Even when folks from these communities do decide to get vaccinated, the inequity in vaccination distribution, spurred by a lack of access to vaccines, causes many issues. Older populations may not know how to make a vaccine appointment online. Additional barriers to vaccination include disability/lack of mobility, unpredictable work schedules and homelessness. Professor Colette Auerswald, an associate professor of community health sciences, emphasizes a more community-centered, rather than a clinical, approach to vaccine distribution; by providing greater access to these vaccinations, this community-centered approach can also help restore trust in them among marginalized communities.

During an interview with Dr. Marie Agleham, a family medicine physician at Kaiser Permanente in Union City, she emphasized how Kaiser has consistently been disseminating information to its members to prevent the spread of false vaccine rumors. For communities of color, Dr. Agleham says, “They will believe in people who look like them,” more so than government or healthcare professionals to whom they cannot relate. She suggests that promoting voices from these communities can in turn help promote the vaccine. According to Dr. Agleham, a Union City program posts informational videos about COVID-19 on its YouTube channel, with the goal of promoting the vaccine among different communities of color. One of its videos translates the COVID-19 information into Tagalog, allowing Filipino communities to feel more self-assured regarding this information, which is presented to them through a more accessible medium.

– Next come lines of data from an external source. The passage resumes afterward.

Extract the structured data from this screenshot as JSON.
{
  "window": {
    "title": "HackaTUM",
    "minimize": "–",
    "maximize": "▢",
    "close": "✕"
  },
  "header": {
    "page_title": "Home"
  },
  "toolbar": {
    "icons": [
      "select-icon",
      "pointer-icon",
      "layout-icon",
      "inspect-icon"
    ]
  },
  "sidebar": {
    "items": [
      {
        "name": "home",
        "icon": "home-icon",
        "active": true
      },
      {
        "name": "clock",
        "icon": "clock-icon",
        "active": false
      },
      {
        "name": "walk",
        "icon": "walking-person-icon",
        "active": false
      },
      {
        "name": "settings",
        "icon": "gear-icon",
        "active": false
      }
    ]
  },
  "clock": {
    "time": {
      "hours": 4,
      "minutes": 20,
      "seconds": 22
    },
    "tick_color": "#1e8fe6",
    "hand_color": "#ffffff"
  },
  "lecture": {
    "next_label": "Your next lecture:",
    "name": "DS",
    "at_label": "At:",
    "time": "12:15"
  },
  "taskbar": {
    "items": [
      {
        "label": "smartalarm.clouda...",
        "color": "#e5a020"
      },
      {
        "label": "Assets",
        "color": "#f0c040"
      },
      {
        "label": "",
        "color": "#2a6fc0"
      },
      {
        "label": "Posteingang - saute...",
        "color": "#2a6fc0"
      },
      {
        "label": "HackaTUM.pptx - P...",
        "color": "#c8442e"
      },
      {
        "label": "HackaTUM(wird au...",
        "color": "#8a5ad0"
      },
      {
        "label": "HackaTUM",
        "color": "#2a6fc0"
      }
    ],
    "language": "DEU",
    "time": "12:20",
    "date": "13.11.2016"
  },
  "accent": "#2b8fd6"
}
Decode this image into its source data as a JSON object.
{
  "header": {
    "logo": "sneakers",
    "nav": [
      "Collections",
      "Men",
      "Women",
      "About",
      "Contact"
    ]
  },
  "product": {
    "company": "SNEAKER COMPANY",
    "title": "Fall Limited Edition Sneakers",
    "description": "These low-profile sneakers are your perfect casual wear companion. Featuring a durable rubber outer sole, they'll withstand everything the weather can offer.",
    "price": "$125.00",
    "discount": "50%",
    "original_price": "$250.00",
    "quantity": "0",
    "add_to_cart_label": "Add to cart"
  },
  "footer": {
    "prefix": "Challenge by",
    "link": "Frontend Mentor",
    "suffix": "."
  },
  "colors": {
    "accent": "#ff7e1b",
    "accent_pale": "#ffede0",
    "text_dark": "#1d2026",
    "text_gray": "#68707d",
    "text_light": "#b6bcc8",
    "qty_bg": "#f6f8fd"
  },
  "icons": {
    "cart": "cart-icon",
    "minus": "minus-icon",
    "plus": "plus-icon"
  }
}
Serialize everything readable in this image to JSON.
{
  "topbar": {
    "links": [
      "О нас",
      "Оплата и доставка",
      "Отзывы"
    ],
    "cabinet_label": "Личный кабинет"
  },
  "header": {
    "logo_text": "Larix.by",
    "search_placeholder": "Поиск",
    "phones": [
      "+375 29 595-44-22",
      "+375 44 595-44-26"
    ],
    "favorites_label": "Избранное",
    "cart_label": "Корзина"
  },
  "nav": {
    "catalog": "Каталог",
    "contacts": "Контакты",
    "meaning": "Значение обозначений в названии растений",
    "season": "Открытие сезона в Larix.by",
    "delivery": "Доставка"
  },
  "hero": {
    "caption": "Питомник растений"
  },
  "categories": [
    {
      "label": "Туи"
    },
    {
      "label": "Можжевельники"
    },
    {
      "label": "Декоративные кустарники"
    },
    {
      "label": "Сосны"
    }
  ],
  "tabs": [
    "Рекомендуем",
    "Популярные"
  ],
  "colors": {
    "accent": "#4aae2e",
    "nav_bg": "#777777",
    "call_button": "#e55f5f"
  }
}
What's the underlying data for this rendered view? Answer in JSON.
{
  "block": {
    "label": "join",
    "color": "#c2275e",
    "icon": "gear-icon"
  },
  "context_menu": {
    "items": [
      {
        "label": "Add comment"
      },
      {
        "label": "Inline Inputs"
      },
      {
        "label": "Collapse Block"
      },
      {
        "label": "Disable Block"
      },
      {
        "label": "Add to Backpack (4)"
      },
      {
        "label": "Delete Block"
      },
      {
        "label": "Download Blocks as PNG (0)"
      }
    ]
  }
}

We can address these disparities in distribution in several ways. Dr. Wrenetha Julio from Rush University College of Nursing and Dr. Kenya Beard from Chamberlain University highlight four ways to build vaccine trust within marginalized communities. The methods include: establishing clear communication between health professionals and communities and working with communities to reach individuals from multiple generations. Also important is the recognition of the unique role of faith leaders in many communities of color and the complications of vaccine administration, especially in Black and Brown communities where healthcare access is usually limited. According to Temple Health, building trust in vaccines and answering patients’ questions helping patients to answer them are two integral parts in controlling the pandemic and helping these communities where COVID-19 rates are highest. This issue highlights the importance of having people from these communities in the healthcare field, in order to build a field centered around community care.

To close, there are some resources for COVID-19 vaccinations around San Francisco. They are without charge and are now open to the general public. One will be able to find and schedule vaccine appointments through websites such as vaccinefinder.org and myturn.ca.gov, which are offered at many vaccination sites, hospitals and local pharmacies. To combat COVID-19, it is important to work together to ensure community health.